On April 21, 2016, Williamson County Judge Michael Binkley sided with the state, allowing votes from individuals who didn't participate in the gubernatorial race to be counted for the amendment. However, the next day, federal judge Kevin H. Sharp ruled against the state in the original federal lawsuit. He stated that only votes from individuals who also voted for gubernatorial candidates should be considered valid for the amendment. Judge Sharp emphasized the inequality in weighing votes, where those who voted against Amendment 1 and for governor were not given the same significance as those who voted in favor of the amendment but did not participate in the governor's race. Consequently, Sharp ordered the state to recount the 2014 election results.

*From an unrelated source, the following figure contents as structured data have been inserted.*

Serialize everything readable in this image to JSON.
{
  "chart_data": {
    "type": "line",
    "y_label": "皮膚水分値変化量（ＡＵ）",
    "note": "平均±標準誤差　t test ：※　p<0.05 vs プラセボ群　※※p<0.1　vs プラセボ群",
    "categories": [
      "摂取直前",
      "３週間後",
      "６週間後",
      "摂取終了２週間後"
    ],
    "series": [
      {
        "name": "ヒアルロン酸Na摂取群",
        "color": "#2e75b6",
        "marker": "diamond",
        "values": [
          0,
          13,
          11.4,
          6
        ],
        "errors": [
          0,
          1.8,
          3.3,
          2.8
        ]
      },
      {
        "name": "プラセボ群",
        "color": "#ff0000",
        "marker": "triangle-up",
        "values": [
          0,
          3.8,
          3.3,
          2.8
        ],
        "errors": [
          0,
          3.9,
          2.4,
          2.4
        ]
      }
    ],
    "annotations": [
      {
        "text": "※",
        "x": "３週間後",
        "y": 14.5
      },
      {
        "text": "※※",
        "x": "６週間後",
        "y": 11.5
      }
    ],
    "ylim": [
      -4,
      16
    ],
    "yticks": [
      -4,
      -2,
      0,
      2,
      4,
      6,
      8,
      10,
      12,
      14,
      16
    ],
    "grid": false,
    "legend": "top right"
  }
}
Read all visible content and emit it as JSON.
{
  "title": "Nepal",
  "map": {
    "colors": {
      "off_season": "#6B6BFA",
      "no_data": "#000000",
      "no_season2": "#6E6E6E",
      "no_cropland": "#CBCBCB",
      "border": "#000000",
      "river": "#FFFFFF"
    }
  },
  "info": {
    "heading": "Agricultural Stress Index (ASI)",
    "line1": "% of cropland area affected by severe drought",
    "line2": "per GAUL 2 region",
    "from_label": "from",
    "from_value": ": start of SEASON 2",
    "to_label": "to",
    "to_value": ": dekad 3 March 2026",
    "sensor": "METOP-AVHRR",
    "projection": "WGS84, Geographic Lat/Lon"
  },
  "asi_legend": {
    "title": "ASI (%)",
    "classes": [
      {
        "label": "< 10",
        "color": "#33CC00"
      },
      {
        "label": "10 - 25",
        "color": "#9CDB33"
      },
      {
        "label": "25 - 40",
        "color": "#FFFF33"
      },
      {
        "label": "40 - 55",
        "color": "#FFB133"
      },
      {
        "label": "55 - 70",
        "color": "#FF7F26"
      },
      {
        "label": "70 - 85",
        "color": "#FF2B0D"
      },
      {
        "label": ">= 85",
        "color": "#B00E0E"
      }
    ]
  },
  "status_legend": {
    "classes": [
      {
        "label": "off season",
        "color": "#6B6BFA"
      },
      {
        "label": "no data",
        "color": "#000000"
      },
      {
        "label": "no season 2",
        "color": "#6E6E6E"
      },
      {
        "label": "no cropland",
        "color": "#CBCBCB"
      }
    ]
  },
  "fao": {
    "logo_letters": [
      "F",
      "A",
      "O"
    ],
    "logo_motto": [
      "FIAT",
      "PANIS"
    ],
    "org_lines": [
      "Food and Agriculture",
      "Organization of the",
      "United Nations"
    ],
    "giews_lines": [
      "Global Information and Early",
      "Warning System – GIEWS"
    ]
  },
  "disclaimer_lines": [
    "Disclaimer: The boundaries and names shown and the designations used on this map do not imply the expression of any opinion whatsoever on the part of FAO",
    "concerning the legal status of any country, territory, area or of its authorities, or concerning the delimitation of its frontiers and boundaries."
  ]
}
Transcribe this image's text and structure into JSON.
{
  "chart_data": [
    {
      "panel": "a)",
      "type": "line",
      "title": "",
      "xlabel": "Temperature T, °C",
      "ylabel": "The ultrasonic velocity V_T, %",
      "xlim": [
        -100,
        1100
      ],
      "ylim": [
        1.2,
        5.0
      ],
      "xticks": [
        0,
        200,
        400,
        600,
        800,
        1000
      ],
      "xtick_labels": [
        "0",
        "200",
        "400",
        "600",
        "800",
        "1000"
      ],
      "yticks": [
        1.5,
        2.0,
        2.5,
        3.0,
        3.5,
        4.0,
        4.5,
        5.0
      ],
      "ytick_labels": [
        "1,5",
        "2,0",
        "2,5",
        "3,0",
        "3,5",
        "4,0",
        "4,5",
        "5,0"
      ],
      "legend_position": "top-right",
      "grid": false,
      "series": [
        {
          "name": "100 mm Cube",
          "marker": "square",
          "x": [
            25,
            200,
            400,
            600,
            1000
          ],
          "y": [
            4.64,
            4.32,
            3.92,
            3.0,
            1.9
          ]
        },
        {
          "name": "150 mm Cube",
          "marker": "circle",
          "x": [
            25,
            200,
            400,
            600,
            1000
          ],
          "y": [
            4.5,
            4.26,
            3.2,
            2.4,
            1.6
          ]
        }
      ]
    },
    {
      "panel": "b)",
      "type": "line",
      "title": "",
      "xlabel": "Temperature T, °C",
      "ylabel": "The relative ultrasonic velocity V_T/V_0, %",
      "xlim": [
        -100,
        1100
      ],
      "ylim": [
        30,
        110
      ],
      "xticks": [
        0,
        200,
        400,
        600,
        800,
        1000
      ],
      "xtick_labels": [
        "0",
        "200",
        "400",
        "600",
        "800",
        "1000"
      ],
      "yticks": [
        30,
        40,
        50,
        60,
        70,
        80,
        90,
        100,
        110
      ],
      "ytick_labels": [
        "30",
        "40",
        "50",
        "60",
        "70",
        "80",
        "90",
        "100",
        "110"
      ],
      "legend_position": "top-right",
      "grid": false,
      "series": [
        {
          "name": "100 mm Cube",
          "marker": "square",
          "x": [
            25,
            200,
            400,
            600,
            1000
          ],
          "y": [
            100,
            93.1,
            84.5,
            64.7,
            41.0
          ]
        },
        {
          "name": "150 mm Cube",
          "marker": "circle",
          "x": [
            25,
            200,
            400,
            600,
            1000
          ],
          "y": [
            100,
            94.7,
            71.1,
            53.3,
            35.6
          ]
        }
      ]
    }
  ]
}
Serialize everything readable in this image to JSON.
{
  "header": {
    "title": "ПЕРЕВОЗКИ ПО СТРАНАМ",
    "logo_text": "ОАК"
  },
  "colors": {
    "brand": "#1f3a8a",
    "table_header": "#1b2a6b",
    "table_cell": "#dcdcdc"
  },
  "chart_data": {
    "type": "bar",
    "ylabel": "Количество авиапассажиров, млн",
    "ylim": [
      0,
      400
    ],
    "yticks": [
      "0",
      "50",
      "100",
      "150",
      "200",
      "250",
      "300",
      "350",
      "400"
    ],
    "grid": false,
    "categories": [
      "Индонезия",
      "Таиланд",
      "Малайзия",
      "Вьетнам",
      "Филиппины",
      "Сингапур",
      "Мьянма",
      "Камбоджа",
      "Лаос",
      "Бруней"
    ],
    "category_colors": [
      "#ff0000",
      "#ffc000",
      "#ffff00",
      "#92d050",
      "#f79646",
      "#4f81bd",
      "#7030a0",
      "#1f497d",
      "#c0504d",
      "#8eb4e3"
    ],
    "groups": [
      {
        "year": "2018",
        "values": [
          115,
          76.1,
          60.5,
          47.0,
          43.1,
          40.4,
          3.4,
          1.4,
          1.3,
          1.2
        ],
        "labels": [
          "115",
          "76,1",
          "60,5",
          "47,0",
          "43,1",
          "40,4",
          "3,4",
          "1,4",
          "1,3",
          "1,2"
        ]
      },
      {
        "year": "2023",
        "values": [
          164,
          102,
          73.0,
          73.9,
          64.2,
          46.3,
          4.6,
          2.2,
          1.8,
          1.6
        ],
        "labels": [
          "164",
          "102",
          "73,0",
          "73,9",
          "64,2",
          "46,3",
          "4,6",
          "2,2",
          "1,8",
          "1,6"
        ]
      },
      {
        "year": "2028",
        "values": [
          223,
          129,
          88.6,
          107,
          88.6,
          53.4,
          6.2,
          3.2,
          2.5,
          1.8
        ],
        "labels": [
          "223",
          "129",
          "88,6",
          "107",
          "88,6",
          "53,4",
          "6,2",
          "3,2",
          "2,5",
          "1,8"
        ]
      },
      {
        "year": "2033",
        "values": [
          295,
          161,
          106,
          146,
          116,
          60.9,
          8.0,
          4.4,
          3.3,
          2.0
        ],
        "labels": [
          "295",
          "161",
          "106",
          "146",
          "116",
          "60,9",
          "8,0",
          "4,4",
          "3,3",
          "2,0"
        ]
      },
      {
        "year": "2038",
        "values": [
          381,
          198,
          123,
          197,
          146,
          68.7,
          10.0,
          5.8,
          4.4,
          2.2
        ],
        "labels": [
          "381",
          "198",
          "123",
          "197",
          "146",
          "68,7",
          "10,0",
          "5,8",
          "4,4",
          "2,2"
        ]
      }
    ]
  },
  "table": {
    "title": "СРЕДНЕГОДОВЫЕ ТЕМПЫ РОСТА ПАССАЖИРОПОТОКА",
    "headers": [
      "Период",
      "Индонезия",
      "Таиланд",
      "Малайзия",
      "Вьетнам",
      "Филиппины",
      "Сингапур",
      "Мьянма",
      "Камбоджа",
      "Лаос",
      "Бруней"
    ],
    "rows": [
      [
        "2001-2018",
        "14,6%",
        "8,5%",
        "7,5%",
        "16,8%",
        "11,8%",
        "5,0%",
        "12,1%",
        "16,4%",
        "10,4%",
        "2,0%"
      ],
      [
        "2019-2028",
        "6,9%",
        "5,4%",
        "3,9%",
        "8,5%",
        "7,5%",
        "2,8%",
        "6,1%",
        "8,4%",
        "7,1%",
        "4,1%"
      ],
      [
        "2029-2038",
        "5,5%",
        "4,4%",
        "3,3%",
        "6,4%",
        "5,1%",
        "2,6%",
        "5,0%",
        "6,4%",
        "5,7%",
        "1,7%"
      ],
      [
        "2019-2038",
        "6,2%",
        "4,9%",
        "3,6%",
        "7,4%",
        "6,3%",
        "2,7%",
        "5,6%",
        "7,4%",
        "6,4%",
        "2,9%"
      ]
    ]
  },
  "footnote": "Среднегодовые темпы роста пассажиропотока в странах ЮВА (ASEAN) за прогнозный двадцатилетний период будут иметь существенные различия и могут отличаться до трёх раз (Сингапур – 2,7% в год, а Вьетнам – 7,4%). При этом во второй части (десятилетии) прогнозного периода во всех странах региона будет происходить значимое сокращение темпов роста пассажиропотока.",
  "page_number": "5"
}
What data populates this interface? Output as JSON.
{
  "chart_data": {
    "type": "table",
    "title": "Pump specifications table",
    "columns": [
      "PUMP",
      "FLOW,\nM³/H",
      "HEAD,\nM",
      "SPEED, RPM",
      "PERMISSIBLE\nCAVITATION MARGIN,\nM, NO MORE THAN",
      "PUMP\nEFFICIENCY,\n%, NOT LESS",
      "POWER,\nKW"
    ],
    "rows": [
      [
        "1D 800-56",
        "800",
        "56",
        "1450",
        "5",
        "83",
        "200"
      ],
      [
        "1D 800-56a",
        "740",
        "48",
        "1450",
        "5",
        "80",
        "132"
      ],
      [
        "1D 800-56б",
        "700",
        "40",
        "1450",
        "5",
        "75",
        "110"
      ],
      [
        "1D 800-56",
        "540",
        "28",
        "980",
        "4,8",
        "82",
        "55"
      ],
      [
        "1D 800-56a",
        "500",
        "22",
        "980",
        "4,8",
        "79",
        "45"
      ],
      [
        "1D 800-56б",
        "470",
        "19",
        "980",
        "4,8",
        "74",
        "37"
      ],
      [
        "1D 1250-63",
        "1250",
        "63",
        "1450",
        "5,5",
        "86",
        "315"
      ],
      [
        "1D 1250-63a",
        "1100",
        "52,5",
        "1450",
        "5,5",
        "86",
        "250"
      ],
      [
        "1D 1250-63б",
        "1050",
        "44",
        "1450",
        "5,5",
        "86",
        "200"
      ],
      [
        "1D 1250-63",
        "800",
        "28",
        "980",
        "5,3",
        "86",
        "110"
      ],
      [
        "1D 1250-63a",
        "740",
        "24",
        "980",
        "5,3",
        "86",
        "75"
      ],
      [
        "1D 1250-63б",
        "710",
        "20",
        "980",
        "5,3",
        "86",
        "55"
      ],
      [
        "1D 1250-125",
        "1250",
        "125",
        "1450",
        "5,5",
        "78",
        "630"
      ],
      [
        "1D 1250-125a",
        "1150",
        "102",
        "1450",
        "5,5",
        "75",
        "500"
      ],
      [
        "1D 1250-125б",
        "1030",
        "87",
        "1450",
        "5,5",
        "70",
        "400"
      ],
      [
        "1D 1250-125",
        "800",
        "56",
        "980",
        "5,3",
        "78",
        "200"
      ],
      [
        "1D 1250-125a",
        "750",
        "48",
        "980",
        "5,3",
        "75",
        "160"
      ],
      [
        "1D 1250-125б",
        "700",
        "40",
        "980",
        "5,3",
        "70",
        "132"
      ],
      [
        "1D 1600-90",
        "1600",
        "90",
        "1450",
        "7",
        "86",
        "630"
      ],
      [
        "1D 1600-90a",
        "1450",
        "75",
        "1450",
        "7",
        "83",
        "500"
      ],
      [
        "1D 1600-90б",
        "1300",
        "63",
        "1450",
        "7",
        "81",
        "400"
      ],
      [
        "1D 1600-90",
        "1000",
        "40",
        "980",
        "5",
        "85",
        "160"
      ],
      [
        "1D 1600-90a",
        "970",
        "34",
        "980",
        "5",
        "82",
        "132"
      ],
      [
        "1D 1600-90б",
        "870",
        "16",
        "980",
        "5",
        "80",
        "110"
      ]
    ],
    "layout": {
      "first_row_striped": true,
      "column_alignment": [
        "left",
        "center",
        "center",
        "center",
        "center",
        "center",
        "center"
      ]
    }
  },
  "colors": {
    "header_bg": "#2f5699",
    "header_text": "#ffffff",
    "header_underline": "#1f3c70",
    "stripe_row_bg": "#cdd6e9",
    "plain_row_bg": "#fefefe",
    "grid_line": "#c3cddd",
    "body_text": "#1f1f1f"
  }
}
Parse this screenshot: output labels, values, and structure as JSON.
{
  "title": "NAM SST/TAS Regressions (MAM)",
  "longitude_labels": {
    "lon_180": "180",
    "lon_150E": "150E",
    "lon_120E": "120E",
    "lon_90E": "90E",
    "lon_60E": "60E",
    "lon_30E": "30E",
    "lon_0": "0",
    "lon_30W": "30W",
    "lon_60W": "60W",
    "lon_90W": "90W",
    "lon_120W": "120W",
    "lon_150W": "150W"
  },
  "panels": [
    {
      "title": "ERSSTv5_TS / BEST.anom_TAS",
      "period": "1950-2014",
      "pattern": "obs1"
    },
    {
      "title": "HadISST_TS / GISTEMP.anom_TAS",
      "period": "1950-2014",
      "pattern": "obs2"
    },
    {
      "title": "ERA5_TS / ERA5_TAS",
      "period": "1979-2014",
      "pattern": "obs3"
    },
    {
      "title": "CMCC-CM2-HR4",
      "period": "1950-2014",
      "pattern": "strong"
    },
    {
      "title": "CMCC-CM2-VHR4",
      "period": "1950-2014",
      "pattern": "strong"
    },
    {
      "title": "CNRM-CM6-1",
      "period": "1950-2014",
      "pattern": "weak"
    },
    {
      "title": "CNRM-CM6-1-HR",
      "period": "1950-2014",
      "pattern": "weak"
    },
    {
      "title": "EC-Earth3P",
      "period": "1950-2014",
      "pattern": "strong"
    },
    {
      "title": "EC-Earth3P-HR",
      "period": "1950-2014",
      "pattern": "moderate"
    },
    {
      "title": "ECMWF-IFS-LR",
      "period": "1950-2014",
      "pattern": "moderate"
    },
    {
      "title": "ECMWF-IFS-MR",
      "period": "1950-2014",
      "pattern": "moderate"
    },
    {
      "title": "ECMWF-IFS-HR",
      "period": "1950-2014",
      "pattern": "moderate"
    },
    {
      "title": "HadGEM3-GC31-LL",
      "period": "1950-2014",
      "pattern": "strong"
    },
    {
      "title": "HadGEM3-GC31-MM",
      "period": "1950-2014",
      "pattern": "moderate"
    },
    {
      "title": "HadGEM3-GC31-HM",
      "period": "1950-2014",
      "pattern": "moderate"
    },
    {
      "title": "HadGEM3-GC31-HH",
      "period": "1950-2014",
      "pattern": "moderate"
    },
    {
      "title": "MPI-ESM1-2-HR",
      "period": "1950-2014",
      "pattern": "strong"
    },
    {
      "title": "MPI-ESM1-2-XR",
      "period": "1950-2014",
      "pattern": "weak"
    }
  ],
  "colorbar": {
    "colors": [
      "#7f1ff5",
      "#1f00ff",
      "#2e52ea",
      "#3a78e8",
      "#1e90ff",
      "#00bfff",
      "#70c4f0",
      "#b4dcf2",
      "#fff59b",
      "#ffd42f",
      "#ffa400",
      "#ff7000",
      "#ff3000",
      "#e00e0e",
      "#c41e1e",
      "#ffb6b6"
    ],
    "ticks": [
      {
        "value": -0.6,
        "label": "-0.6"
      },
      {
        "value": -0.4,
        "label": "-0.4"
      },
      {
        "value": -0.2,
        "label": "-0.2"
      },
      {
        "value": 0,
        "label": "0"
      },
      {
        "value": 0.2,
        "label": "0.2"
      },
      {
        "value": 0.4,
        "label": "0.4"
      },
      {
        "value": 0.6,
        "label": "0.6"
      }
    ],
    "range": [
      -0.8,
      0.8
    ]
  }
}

On April 26, 2016, Tennessee Attorney General Herbert Slatery appealed Sharp's ruling to the U.S. Court of Appeals for the Sixth Circuit, asserting that the matter of determining the required vote to amend the Tennessee Constitution should be decided by state law and Tennessee courts. State attorneys requested a postponement of the recount until the appeal was resolved, citing the need to avoid additional strain on election officials preparing for upcoming elections. On January 9, 2018, the Sixth Circuit, in a unanimous decision, stated that the plaintiffs failed to demonstrate how the state had diluted their votes, emphasizing that federal intervention in a lawful state election process was unwarranted. The court concluded that the controversy surrounding the 2014 approval of Amendment 1 needed resolution. The plaintiffs then appealed to the U.S. Supreme Court, which declined to hear the case on October 1, 2018.